この記事の目次
簡単なあらすじ
SPコミックス第149巻収録。ロシア兵器開発局のマカロフは、祖国が誇る最高の突撃銃AK-100を世界に広めようと画策。そこでライバルであるアメリカ製M-16の弱点を露わにし、信用を失墜させるため、M-16を愛用しているゴルゴを利用することを考える。ゴルゴが偽の依頼でおびき出されたのは、細かい砂だらけの圧倒的不利な環境だった……。脚本:品川恵比寿
世界の銃市場にも影響を及ぼすゴルゴ
ゴルゴの愛用銃・M-16について描かれた本話。銃マニアでなくとも分かりやすく面白い作品になっている。M-16と言えばアメリカ軍の正式軍用銃としても有名だ。『傑作・アサルトライフル』などでも他のアサルトライフルと対戦してきたゴルゴだが、今回は自国のアサルトライフルAK-100を世界に広めたいロシア軍と対決する。

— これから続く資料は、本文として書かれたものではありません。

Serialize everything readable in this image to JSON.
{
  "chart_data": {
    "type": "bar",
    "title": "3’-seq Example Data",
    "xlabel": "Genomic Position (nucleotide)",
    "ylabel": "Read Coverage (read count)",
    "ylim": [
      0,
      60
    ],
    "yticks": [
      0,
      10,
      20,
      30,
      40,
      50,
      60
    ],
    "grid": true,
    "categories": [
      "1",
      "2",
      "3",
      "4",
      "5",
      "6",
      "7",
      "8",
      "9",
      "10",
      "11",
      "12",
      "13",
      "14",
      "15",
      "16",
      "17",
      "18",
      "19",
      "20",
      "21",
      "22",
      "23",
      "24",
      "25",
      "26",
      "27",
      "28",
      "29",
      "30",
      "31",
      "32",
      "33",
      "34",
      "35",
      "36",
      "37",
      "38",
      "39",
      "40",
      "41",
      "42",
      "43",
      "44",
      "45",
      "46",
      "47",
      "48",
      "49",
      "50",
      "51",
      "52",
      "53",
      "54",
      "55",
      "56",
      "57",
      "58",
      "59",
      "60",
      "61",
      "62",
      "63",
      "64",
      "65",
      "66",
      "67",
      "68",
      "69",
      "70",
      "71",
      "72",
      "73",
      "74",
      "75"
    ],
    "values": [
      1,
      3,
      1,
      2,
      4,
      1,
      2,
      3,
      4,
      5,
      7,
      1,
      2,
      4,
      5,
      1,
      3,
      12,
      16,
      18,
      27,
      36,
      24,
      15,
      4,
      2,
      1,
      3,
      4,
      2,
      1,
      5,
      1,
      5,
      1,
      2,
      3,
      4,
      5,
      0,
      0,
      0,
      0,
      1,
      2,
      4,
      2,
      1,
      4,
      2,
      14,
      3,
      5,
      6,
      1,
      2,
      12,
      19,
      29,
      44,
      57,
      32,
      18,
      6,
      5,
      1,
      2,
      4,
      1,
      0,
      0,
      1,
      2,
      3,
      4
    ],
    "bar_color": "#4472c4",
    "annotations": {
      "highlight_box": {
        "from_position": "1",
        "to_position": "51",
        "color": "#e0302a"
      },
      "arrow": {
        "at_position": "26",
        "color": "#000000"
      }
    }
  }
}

その対決の行方をNATO軍、アメリカ軍、さらにはAK-47(AK-100の原型)の生みの親カラシニコフまでもが固唾を飲んで見守るところなど、アサルトライフル市場の天下分け目争いのようで非常に面白い。
熟練の技で弱点をカバー
M-16とAK-100の違いはメンテナンス性の違いである。M-16はかなりの高性能だが、クリーニングというメンテナンスを怠るとたちまちに使用できなくなってしまう。対するAK-100は少しぐらいメンテナンスをしなくても性能が落ちることはない。そんなメンテナンス性の弱点を突く作戦で、砂嵐と塩害を利用しM-16の故障を狙ったロシア軍。
しかしゴルゴはタイヤの圧縮空気を利用することで、あっさりとロシア軍を葬ってしまう。単にクリーニングと言っても、戦いの最中、銃を分解し、クリーニングをするテクニックは、さすがゴルゴと言わざるを得ない。
名言に込められた意味とは
クリーニングをしなければ使用できなくなる致命的な欠陥を抱えたM-16を、なぜゴルゴは使い続けているか。戦いを終えたゴルゴに、カラシニコフが質問するのだが、無言で瞬殺されてしまう。ここでM-16ではなく、ナイフでカラシニコフを殺害する演出がとても素晴らしい。
死に際のカラシニコフに対し、ゴルゴがついにM-16について口を開く。「俺は……一人の軍隊だ」普段ほとんど口を開かないゴルゴだが、その中でも一二を争う名ゼリフかもしれない。そんな名ゼリフの意味も作中で説明されているが、そこは作品を読んで知ってほしい。